There is good theatre in Canada. I have seen some wonderful shows there. But what we saw that Friday night was ... transporting. The set was so beautiful in its simplicity, the lighting perfect, the blocking inspiring, the costumes gorgeous, the accoustics - well, now I remember why we had voice training in theatre school; they actually use that training here - and the acting. As we watched George progress through the various stages of porphyria, gradually losing his ability to function physically and mentally for pain, it broke our hearts. His struggles to regain his sanity, his control over himself and his emotions, despite the pain, moved us. And as the curtain came down we jumped to our feet. As the cast came out (in small groups or individuals, giving each actor his or her full due - none of this full cast call that is supposed to denote the ensemble nature of theatre - bullshit, give the stars their due!!), more and more audience stood up. By the time David Haig had his bow, the entire audience was on its feet, yelling and shouting, cheering and calling for more. It thundered through the packed theatre as the cast came out for a second bow. I had tears in my eyes as we left the theatre and went back to Amalfi for desert.
The Tower of London the next morning was almost anti-climactic as a follow up. Really. But we loved it. We did the wall walk for part of the way, through various rooms and towers, then on to the White Tower. Only saw about a quarter of it, if that, and I got some delightful shots of one of the ravens, but it was fascinating and we live here now, so we can go back any time.
Suffice to say, a very bone-weary and exhausted, but happy couple boarded the train at St.
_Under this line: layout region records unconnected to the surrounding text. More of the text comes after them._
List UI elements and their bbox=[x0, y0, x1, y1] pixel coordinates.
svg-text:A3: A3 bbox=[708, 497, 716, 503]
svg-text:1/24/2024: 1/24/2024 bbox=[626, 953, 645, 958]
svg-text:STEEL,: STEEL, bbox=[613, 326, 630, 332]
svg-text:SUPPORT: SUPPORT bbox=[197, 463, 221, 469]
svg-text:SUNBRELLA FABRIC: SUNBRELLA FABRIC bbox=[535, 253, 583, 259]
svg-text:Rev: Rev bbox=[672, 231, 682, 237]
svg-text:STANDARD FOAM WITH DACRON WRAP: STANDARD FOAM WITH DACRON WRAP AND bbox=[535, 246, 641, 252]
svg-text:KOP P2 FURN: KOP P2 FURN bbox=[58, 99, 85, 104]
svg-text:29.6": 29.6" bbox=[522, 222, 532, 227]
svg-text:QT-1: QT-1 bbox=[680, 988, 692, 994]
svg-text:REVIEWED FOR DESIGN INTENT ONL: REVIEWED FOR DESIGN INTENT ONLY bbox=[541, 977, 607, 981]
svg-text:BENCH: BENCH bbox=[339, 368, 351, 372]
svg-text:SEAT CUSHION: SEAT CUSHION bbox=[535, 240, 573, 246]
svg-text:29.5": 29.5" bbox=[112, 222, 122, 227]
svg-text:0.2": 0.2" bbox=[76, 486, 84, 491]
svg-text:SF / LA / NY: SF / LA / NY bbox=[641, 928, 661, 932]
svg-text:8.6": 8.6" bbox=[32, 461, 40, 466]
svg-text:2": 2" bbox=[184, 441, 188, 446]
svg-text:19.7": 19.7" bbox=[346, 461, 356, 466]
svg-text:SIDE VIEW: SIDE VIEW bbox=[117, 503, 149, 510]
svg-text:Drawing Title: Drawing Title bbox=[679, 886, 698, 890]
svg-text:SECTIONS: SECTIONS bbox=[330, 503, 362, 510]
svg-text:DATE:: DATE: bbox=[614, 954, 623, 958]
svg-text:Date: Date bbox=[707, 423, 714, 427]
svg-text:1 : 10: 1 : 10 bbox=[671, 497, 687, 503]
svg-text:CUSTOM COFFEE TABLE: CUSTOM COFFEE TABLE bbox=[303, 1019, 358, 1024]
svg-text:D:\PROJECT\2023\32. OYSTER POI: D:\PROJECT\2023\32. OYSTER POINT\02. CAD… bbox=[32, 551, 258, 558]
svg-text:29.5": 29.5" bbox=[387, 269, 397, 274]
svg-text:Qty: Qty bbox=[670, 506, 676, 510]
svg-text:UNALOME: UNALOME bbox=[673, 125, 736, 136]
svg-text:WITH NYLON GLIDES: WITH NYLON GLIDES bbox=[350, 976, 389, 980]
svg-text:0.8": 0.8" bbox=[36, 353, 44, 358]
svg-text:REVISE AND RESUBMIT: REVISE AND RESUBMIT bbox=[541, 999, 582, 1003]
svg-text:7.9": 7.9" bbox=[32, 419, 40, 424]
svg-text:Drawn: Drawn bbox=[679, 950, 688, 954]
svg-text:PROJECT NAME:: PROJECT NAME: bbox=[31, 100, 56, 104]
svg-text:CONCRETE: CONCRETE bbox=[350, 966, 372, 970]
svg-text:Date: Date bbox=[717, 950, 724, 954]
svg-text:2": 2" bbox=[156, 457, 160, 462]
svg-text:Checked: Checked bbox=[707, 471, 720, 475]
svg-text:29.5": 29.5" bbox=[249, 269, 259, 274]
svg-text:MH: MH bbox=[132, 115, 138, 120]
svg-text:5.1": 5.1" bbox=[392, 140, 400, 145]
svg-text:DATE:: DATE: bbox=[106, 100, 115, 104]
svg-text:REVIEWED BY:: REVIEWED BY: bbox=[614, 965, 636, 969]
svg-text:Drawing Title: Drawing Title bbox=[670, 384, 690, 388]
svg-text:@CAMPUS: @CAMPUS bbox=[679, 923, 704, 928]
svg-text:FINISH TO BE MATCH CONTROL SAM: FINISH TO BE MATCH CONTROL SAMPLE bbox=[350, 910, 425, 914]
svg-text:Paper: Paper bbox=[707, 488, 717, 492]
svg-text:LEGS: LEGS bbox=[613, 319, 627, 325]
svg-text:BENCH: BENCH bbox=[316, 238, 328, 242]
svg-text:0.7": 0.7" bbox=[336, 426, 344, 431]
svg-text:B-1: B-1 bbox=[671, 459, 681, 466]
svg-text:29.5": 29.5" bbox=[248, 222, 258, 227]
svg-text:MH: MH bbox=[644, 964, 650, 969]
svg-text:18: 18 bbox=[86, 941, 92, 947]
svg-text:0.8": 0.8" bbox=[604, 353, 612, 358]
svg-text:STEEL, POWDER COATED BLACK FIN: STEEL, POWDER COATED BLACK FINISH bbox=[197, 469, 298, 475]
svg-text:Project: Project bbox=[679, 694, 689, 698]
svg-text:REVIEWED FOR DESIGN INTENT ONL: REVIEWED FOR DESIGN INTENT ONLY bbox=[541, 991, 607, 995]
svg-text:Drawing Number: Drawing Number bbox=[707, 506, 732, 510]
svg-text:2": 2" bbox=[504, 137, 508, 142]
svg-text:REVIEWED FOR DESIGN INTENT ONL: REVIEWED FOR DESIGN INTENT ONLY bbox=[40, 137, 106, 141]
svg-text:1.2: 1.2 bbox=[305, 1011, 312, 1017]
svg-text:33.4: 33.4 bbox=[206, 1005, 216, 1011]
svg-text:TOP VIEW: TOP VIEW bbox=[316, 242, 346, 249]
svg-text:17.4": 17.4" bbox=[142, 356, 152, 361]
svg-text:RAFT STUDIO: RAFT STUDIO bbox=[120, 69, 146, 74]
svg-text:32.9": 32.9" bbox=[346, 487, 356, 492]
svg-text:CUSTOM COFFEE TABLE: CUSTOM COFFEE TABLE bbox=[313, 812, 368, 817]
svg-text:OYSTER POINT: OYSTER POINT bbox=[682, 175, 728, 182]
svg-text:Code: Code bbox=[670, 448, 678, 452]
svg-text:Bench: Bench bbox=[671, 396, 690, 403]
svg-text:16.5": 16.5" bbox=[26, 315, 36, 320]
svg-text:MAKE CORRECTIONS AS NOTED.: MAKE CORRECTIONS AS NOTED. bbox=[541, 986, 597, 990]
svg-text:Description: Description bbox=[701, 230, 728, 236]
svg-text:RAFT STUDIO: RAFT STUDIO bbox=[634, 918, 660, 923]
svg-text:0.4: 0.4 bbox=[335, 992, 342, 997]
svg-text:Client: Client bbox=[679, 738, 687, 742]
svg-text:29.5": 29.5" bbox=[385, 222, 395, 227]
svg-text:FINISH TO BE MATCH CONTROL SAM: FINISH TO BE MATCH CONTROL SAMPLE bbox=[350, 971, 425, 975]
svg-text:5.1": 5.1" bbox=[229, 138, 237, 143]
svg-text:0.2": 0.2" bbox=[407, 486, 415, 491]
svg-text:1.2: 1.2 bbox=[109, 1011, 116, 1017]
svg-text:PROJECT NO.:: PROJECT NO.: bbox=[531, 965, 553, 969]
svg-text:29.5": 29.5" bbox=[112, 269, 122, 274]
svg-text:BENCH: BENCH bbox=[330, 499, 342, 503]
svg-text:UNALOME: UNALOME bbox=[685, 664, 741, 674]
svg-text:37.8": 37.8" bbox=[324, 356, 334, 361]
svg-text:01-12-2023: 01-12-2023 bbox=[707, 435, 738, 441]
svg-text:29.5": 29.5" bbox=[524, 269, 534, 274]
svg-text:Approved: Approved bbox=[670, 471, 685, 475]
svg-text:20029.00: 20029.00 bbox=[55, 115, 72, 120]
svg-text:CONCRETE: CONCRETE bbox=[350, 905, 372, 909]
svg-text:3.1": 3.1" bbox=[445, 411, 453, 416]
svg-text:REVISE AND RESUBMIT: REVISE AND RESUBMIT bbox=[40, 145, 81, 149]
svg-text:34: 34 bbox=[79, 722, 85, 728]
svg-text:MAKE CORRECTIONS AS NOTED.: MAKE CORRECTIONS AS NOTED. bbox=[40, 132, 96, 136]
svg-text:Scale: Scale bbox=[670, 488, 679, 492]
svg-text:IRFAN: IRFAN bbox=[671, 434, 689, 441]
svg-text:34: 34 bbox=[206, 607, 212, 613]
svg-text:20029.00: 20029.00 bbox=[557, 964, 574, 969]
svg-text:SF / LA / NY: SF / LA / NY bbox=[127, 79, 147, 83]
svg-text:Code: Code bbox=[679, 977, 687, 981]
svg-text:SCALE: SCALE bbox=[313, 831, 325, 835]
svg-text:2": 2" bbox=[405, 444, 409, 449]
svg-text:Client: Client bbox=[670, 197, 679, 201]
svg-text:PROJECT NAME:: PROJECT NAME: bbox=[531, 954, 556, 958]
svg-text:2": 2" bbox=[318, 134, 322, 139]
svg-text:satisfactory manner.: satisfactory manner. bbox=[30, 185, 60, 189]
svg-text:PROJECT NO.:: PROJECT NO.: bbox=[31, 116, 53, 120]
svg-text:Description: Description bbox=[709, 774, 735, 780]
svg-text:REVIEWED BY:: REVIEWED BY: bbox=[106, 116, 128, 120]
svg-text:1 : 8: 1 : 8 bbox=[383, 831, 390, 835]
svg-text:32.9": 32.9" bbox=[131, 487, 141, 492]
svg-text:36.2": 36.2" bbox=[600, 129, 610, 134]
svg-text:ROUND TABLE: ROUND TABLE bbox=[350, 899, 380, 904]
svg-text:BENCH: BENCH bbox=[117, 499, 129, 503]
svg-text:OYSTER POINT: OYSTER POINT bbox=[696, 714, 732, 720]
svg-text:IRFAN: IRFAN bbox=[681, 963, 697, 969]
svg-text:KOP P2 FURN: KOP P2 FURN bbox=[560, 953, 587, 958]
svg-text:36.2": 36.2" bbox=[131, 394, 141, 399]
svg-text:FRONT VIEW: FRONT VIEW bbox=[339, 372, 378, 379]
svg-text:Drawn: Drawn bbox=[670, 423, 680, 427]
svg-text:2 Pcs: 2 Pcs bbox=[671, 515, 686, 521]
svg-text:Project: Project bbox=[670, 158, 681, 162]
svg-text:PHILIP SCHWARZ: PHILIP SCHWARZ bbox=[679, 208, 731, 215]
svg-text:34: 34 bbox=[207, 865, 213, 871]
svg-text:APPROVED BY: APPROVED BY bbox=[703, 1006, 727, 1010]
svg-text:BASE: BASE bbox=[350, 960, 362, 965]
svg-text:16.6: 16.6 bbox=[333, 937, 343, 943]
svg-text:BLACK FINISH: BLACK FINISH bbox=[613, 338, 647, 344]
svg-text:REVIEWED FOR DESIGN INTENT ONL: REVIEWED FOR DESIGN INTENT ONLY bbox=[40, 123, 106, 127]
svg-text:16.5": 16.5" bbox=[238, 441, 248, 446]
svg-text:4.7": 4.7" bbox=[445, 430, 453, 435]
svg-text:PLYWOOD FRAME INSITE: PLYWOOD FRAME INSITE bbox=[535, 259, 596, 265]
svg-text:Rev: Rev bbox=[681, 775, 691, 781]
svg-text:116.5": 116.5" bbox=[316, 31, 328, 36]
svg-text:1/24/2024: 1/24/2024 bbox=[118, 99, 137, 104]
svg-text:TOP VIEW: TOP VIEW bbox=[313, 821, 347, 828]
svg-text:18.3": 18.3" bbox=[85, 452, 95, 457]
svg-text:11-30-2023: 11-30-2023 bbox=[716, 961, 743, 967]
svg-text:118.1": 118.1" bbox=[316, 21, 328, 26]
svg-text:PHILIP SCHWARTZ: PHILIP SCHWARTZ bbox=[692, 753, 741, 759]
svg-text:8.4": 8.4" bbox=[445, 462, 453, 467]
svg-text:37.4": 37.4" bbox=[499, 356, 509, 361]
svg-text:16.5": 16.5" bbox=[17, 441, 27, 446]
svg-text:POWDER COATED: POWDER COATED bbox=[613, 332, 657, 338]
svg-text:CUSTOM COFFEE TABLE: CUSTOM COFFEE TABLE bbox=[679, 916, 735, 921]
Pancras Station for home. The moment we'd dropped our bags in the house, we hopped in the car and drove to the kennel. Aleksandra almost did back flips when she saw me. I croutched down to say hellow and her paws landed on my shoulders as she licked my whole face and crowed her delight. When she saw my sweetie at the reception area, the performance was repeated. Now, at least, we know we can leave her in a kennel for a few nights and she'll be fine. And so will we.